Next week, German officials will flip the switch and turn on the world's first coal-fired power plant to use carbon capture and storage technology, in which carbon dioxide is stripped out the plant's emissions and pumped deep underground. This "clean coal" technology has been hailed as a possible way to get cheap energy without further contributing to global warming. The 30 megawatt
Schwarze Pumpe power station, built and operated by Swedish power company Vattenfall, will produce power along with 10 tons of highly concentrated CO2 an hour. The CO2 will be loaded onto tankers and taken to a nearby gas field for sequestration [Earth2Tech].
The new Vattenfall plant is a relatively small pilot project intended to test the viability of carbon capture and storage; these
technologies have yet to be deployed in full-scale commercial plants, which typically generate hundreds of megawatts of power. The technologies are currently expensive, partly because capturing and compressing carbon dioxide into liquid requires a good amount of energy. Critics also have questioned their effectiveness in keeping emissions sealed underground [GreenTech Media].
For all these reasons, some experts have wondered whether clean coal plants are a realistic option for large-scale energy production. In the $100 million Vattenfall plant, the coal is burned in an oxyfuel boiler in the presence of pure oxygen, which results in very pure form of carbon dioxide that can easily be compressed and stored.

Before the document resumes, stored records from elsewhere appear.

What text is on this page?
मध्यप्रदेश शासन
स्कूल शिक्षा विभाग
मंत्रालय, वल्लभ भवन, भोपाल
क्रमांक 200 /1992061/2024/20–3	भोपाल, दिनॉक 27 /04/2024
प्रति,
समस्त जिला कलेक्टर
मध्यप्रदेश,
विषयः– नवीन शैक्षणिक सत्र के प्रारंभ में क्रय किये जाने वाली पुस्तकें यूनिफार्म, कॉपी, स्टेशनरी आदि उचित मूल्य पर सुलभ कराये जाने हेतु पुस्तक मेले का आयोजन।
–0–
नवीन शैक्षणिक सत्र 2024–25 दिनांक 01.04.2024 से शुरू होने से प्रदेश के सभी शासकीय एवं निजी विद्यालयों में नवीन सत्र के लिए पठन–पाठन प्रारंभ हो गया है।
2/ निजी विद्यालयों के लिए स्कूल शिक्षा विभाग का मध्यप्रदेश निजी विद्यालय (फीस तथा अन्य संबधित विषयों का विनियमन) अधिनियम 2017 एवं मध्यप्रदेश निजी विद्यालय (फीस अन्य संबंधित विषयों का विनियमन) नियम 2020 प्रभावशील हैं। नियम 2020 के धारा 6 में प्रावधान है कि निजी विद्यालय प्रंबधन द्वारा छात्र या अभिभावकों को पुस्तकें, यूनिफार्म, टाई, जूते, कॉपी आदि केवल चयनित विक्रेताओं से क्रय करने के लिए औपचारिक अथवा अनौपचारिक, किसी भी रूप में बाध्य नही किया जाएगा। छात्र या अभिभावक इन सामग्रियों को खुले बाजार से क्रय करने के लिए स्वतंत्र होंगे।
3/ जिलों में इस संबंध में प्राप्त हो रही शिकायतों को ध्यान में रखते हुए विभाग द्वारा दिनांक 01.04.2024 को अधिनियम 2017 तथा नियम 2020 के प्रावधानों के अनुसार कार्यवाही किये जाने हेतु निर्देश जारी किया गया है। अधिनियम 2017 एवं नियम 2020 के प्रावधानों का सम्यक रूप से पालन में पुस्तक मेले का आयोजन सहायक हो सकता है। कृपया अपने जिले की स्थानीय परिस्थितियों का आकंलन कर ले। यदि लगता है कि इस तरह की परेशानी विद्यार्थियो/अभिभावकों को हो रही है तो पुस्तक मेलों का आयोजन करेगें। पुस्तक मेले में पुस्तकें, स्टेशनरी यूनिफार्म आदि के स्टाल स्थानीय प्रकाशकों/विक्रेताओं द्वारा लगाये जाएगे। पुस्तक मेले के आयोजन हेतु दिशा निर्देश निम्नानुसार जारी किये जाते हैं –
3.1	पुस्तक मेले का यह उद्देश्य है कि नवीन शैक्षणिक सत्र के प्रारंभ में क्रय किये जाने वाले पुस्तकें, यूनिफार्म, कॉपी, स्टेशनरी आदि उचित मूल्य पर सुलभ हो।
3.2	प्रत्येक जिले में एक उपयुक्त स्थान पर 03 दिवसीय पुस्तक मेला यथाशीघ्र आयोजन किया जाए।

In the United States, companies are pursuing a different approach to clean coal, using a system called integrated gasification combined cycle (IGCC) that converts coal into a cleaner-burning gas before combustion.
There are currently four IGCC plants in operation in the U.S. and Europe that could produce concentrated CO2 streams suitable for capture and storage, but these plants currently vent the emissions into the atmosphere [Earth2Tech].
There are several other demonstration plants on the drawing boards in Europe, and Vattenfall has pledged to work up to full-scale commercial power plant that uses carbon sequestration technology within 12 years.
“As a user of fossil fuels, Vattenfall is one of the owners of the climate change issue,” said Lars Josefsson, the president and CEO in a statement. “Our ambition is that this technique should become fully commercialized by 2020" [Scientific American].